Remember, remember, the 5th of November..
I see no reason
Why gunpowder treason
Should ever be forgot."
As i'm sure everybody is well aware, 5th of November is celebrated across the UK as Guy Fawkes Night (or more commonly now, simply Bonfire Night) This is of course in commemoration of the failure of the 1605 Gunpowder Plot in which radical Catholics, amongst who's number was a certain Guy Fawkes, attempted to blow up the Houses of Parliament, most of the nation's aristocracy, and the reigning Protestant King, James I. Fawkes, the explosives man, was captured red-handed with said barrels of gunpowder underneath the Commons chamber and to this day British people still burn an effigy called a "guy" on bonfires.
However, I wonder how many people recall the other and far more reaching significance of this date in British history, the anniversary of the "Glorious" Revolution of 1688, in which Parliament invited Duke William of Orange, a Dutchman, to overthrow and supplant the reigning Catholic monarch King James II, William's father-in-law and grandson of James I - a coup d'etat rather than a regicidal plot, and one which of course succeeded, and if you take the traditional Whig view, finally established Britain's constitutional monarchy in the form we still have it, more or less, today (but it also is still the primary historical motivation for the continuing troubles in N Ireland.)

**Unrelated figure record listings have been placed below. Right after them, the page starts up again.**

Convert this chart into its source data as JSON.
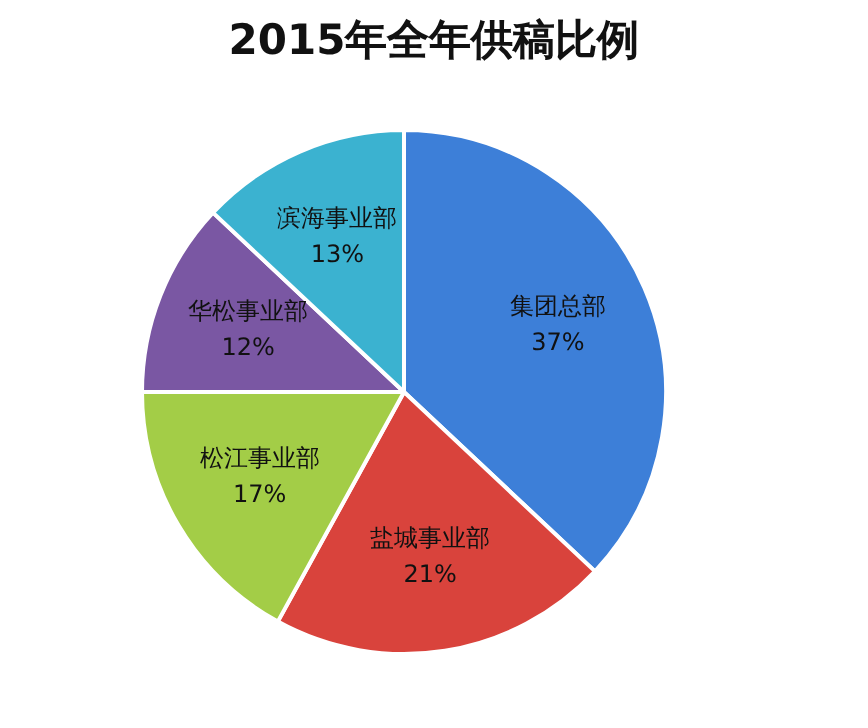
{
  "chart_data": {
    "type": "pie",
    "title": "2015年全年供稿比例",
    "categories": [
      "集团总部",
      "盐城事业部",
      "松江事业部",
      "华松事业部",
      "滨海事业部"
    ],
    "values": [
      37,
      21,
      17,
      12,
      13
    ],
    "value_labels": [
      "37%",
      "21%",
      "17%",
      "12%",
      "13%"
    ],
    "colors": [
      "#3d7fd8",
      "#d9433c",
      "#a3cd47",
      "#7a57a3",
      "#3bb2d0"
    ],
    "legend": false
  }
}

it's always struck me as rather ironic that both events, involving that troubled dynasty of the House of Stuart, should be reverse mirrors of each other, a failed one in which disenchanted Catholics attempted to depose a reigning Protestant Establishment, and a successful one in which a Protestant Establishment overturned a reigning but highly unpopular Catholic King and his "popish" entourage - and taken together, both events make true exemplar of the old maxim,
"treason ne'er prospers, and what's the reason?
For if it prospers, none dare call it treason!"
(just a thought, for the day...)
edit - an aside for our Amurrican cousins - your city of New York was named thus not in honour of the English city of that name but rather for the Duke of York, said James II before he became king, as he was then Lord High Admiral of Charles II's Navy at the time of New Amsterdam's capture by the English from the Dutch.